Брат Парфений, в простоте сердца, не боялся древних богов; они увеселяли его, казались давно обращенными в христианство. На вершине холмов помещал он горного бога в виде нагого юноши; когда же писал переход иудеев через Черное море, женщина с веслом в руке изображала Море, а голый мужчина P^^og — мужского рода по гречески — должен был означать Бездну, поглощающую Фараона; на берегу сидела Пустыня, в виде печальной женщины в тунике желто-песочного цвета.
Кое-где — в изогнутой шее коня, в складке длинной одежды, в том, как простодушный горный бог, лежа, опирался на локоть, или бог Иордан подавал Христу полотенце, — сквозило эллинское изящество, красота обнаженного тела.

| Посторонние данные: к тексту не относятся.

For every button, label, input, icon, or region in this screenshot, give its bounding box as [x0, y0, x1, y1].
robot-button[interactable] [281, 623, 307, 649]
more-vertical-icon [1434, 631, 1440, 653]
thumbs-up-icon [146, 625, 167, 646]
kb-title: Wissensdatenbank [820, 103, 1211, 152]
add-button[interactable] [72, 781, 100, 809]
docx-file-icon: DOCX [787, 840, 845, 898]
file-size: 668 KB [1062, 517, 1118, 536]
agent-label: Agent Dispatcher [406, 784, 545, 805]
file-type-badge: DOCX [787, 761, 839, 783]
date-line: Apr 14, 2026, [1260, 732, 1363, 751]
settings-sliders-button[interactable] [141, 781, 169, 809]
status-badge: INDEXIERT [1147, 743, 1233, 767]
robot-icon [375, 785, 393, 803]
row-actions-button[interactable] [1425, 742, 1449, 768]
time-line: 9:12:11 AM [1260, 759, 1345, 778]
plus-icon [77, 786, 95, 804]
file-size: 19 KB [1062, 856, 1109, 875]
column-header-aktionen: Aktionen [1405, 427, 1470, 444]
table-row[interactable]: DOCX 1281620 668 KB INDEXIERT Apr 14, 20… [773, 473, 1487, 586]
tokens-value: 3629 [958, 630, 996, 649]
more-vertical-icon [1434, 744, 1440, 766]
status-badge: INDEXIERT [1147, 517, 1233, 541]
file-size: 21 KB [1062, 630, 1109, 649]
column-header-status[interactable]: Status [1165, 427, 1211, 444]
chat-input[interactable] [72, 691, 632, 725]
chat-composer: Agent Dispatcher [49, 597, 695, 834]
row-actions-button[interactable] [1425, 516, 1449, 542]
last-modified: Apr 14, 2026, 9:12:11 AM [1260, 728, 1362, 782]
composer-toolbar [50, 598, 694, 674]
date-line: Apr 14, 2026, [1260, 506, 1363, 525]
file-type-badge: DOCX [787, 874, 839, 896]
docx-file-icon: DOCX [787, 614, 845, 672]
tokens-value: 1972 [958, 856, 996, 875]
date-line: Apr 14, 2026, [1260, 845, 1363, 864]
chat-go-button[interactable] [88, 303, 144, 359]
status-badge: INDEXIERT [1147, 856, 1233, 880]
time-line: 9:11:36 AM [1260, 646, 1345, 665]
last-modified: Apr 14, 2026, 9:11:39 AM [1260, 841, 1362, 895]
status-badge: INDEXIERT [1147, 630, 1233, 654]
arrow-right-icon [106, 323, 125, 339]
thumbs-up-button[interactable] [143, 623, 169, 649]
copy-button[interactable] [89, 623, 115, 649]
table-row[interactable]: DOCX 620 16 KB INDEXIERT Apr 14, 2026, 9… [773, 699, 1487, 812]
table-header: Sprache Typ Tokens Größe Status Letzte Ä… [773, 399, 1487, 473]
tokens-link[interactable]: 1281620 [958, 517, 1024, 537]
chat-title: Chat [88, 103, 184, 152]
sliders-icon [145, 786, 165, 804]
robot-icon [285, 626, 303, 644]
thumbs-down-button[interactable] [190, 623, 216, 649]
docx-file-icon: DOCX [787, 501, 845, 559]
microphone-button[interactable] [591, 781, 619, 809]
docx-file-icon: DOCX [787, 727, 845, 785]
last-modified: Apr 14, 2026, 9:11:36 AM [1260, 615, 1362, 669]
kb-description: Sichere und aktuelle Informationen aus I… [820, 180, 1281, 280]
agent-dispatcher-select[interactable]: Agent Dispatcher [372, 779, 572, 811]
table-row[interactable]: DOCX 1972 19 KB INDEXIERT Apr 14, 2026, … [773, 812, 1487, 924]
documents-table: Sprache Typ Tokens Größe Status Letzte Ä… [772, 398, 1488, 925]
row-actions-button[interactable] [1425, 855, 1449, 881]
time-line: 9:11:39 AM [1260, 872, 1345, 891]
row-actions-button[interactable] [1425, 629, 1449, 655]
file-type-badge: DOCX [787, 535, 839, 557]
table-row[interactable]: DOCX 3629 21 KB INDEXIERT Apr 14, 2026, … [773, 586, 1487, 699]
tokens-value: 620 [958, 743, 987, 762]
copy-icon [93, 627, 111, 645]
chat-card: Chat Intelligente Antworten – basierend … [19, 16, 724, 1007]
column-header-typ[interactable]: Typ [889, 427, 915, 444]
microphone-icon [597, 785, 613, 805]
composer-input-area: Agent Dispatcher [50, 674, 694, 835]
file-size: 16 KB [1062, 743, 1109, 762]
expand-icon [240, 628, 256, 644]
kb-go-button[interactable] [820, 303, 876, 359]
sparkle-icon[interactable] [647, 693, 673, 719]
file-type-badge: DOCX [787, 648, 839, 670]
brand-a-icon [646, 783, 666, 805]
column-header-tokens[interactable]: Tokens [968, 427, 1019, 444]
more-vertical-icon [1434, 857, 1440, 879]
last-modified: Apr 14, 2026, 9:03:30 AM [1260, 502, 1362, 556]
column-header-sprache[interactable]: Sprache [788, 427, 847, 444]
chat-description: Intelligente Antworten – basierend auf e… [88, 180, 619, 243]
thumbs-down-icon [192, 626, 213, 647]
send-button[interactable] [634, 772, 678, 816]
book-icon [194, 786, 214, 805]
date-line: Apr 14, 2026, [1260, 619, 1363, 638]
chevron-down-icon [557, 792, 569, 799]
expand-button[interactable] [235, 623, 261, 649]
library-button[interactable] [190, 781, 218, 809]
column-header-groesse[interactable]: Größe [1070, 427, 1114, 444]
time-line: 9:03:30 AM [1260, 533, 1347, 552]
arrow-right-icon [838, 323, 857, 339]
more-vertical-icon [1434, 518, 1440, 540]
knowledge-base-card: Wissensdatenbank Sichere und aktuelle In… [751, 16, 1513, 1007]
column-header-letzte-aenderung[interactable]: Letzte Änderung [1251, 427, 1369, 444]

В ту ночь «игра» не забавляла художника.
Всегда неутомимые пальцы дрожали; на губах не было обычной улыбки. — Он прислушался, открыл ящик в кипарисовом поставце, вынул острое шило для переплетных работ, перекрестился и, заслоняя рукою пламя лампады, тихонько вышел из кельи.
В проходе было тихо и душно; слышалось жужжание мухи. попавшей в паутину.
Парфений спустился в церковь. Единственная лампада мерцала, перед старинным двустворчатым образом из слоновой кости. Два крупных продолговатых сапфира в ореоле младенца Иисуса на руках Божьей Матери вынуты были язычниками и возвращены на прежнее место в храм Диониса.
Черные безобразные впадины в слоновой кости, которая от древности слегка тронута была желтизной, казались Парфению язвами в живом теле, и эти кощунственные язвы возмущали сердце художника.-"Господи, помоги!"-прошептал он, касаясь руки младенца Иисуса.
В углу церкви отыскал веревочную лестницу: иноки употребляли ее для зажигания лампад в куполе храма. Он взял эту лестницу и направился в узкий темный проход, кончавшийся наружной дверью. На соломе храпел краснощекий толстый брат-келарь, Хориций. — — — Парфений проскользнул мимо него, как тень. Замок на двери отомкнулся с певучим звоном. Хориций приподнялся, захлопал глазами и опять повалился на солому.
Парфений перелез через невысокую ограду. Улица глухого предместья была пустынной. На небе сиял полный месяц. Море шумело.
Он подошел к той стороне храма Диониса, где была тень, и закинул вверх веревочную лестницу так, чтобы один конец зацепился за медную акротеру на углу храма.
Лестница повисла на поднятой когтистой лапе сфинкса.
Монах взлез на крышу.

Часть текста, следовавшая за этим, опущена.